Exporting INE Datasets
Sun Oct 20 2024A couple of weeks ago, my partner wanted to get some data from the official Spain statistics institute, INE (Instituto Nacional de Estadística de España). The process was not straightforward and I thought I could spend some time exploring how INE publishes its data and what are the best options to access it programmatically.
As expected, there is an official INE API, which relies on their own database, Tempus3. Sadly, as expected, it is not very well documented and it is not very easy to use.
Learnings
- Tempus3 is a “flexible” time series database. Also has several abstraction layers that make it easier to link data. It might be too flexible and that makes it hard to use and understand. Even for a data person.
- Using the official endpoints to get table data, like
DATOS_TABLA
, is very slow. And you need to deal with paginations. - The INE is hosting all their tables as CSVs in a not so public endpoint (
https://www.ine.es/jaxiT3/dlgExport.htm?t=[TABLE_ID]

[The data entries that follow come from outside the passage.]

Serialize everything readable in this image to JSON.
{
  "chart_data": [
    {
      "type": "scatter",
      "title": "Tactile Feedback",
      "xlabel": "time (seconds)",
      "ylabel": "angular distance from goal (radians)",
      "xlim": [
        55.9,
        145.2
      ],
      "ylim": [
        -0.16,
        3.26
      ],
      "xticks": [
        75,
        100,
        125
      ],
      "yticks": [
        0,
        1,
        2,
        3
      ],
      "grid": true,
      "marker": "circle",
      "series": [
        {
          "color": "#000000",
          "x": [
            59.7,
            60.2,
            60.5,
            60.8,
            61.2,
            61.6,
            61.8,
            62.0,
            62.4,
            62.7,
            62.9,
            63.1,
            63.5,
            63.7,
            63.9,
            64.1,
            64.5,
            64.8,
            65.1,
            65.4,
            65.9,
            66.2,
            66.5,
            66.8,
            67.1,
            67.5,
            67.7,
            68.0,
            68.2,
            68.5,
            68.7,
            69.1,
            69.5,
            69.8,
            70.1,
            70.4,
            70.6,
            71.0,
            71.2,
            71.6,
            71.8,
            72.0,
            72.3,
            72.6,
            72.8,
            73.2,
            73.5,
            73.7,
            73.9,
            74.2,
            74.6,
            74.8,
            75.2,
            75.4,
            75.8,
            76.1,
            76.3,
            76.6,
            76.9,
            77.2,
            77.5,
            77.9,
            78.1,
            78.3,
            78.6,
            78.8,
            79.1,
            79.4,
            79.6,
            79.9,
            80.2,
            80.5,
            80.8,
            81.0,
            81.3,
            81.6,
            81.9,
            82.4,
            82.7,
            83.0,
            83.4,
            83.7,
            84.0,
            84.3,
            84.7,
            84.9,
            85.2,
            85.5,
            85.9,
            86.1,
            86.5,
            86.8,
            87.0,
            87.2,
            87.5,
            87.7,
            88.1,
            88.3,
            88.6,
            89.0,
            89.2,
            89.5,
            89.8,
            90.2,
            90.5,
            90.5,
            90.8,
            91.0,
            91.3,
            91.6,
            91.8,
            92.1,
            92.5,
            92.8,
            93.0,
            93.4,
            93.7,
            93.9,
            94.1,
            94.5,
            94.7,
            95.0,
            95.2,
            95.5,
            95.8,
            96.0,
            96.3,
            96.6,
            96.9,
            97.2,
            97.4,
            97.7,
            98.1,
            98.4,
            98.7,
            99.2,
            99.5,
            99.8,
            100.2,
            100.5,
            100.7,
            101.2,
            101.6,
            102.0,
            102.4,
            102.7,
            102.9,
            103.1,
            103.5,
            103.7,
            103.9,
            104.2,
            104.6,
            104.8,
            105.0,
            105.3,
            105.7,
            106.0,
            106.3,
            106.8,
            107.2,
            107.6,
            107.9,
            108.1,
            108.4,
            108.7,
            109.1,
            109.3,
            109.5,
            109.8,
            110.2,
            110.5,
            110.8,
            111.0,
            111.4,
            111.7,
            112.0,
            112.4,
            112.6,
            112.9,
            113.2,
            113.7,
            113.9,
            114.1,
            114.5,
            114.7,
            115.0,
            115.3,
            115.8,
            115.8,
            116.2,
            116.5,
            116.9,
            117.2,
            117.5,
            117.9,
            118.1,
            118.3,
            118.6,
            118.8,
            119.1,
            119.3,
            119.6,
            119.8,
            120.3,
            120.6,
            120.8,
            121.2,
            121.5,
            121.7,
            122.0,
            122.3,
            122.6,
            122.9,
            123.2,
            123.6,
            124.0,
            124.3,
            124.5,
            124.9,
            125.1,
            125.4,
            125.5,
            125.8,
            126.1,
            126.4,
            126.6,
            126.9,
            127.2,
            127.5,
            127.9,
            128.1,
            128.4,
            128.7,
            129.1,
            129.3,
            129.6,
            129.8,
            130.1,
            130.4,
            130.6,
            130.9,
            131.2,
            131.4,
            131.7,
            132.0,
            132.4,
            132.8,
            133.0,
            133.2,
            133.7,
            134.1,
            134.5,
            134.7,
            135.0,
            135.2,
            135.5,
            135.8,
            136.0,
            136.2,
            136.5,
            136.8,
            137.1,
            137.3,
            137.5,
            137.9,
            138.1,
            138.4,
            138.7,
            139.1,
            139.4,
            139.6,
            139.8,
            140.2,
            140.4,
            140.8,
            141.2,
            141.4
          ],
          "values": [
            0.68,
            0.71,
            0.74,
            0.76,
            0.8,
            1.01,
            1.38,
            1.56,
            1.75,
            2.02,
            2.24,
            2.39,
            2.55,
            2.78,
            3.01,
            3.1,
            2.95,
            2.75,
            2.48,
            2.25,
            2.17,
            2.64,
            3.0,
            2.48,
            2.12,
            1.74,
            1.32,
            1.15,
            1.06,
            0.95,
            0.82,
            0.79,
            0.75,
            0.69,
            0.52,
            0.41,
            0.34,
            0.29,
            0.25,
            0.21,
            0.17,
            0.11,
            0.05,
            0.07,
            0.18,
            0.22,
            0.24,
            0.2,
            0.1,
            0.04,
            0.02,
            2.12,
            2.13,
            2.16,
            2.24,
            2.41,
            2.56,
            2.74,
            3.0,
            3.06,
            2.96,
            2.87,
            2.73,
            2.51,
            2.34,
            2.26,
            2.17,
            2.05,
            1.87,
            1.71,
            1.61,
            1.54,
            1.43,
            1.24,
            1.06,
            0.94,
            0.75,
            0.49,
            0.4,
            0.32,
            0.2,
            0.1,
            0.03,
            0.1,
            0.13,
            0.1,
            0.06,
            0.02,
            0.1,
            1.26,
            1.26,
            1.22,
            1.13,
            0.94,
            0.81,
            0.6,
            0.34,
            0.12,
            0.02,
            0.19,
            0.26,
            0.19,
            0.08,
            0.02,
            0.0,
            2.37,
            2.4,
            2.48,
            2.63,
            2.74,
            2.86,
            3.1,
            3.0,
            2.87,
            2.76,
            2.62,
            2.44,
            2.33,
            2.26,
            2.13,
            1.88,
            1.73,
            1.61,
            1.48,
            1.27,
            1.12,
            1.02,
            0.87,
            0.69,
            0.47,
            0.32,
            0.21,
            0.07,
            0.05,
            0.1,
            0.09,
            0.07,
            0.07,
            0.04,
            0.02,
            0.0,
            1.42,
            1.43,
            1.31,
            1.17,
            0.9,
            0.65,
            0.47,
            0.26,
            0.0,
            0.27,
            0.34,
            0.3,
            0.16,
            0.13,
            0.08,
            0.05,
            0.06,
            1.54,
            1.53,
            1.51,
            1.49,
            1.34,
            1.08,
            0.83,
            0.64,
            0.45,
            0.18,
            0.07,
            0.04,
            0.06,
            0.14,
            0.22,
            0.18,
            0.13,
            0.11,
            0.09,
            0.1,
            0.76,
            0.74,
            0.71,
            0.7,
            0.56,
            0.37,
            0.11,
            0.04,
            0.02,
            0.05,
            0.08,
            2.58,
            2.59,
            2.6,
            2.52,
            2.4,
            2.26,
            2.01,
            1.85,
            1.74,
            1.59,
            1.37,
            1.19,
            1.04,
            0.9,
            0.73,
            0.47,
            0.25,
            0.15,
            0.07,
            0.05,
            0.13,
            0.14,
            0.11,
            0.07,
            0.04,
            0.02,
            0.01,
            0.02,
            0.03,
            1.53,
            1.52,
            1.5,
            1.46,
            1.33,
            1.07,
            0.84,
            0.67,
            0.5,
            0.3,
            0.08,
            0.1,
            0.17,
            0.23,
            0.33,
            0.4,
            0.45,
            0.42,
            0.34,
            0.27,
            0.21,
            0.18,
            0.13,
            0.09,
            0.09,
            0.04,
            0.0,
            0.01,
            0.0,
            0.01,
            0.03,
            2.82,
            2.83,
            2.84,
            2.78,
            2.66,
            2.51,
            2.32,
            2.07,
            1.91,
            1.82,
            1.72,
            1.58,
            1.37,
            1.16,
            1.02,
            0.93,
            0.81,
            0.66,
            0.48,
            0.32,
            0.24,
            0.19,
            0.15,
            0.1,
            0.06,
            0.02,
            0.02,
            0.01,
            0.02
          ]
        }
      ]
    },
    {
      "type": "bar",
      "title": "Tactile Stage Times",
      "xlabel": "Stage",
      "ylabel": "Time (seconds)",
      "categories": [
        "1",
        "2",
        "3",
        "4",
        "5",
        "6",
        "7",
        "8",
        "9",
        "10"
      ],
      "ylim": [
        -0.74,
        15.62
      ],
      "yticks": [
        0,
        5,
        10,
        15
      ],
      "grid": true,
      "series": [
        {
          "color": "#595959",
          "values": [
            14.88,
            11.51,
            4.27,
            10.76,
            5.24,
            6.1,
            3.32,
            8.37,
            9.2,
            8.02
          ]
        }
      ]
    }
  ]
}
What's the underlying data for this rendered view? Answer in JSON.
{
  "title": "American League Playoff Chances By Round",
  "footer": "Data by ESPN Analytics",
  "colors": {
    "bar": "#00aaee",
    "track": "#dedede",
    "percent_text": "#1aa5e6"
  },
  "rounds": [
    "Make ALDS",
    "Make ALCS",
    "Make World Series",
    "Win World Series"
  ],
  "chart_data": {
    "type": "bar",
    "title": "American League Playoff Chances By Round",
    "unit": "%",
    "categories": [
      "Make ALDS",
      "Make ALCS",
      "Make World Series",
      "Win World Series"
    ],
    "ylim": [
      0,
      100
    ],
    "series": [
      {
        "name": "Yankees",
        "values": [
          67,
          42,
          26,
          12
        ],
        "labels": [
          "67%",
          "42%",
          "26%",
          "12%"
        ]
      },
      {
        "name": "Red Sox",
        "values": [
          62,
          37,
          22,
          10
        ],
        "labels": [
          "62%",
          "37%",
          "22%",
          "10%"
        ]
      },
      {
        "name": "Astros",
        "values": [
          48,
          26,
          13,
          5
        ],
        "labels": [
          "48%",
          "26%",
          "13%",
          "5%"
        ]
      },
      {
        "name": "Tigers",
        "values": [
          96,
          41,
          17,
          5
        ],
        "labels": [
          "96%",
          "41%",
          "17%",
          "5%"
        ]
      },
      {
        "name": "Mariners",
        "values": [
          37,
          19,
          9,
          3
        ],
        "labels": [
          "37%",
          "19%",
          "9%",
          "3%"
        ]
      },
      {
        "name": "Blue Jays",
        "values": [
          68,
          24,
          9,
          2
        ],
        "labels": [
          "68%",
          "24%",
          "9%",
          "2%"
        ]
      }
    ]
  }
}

). - CSVs are not compressed and some of them are very big (>50GB). Mostly because they have lots of string columns, repeating for each row.
- API endpoints might return 200 but the response is…
{"status" : "Petición en proceso. Actualice página pasados unos minutos."}
. Helpful, but quite unique way to handle errors.
Exporting Data
With the information above, I started to tinker with different methods to export as many tables as possible and settled on the following approach.
You can list all available operations with OPERACIONES_DISPONIBLES
, then list all available tables inside that operation with TABLAS_OPERACION
to get all the table IDs! That means you can download all the tables in a given operation with a tool like aria2
in a fast and reliable way.
Doing that takes around 2 hours and will download around 200GB of CSVs. That’s a lot of data but… what happens if you transform these CSVs to a modern format like Parquet? Well… turns out you can reduce the datasets size to less than 500MB (zstd
compression is amazing).
Since is not that much data, I decided to push the Parquet files to a Hugging Face INE Dataset and made a small file to serve as the index. This is it:
The INE datasets files are available under the tablas
folder, alongside some of their metadata and a README with some information I was able to gather about the dataset.
This means you can query any dataset with DuckDB and thanks to the speed and compression of Parquet files, even from the browser.
Still need to refine the script a bit more and perhaps automate so the Hugging Face Dataset is always up to date. But found this was a great example of how modern data tooling can be used to make data more accessible, cheaper to access and easier to use.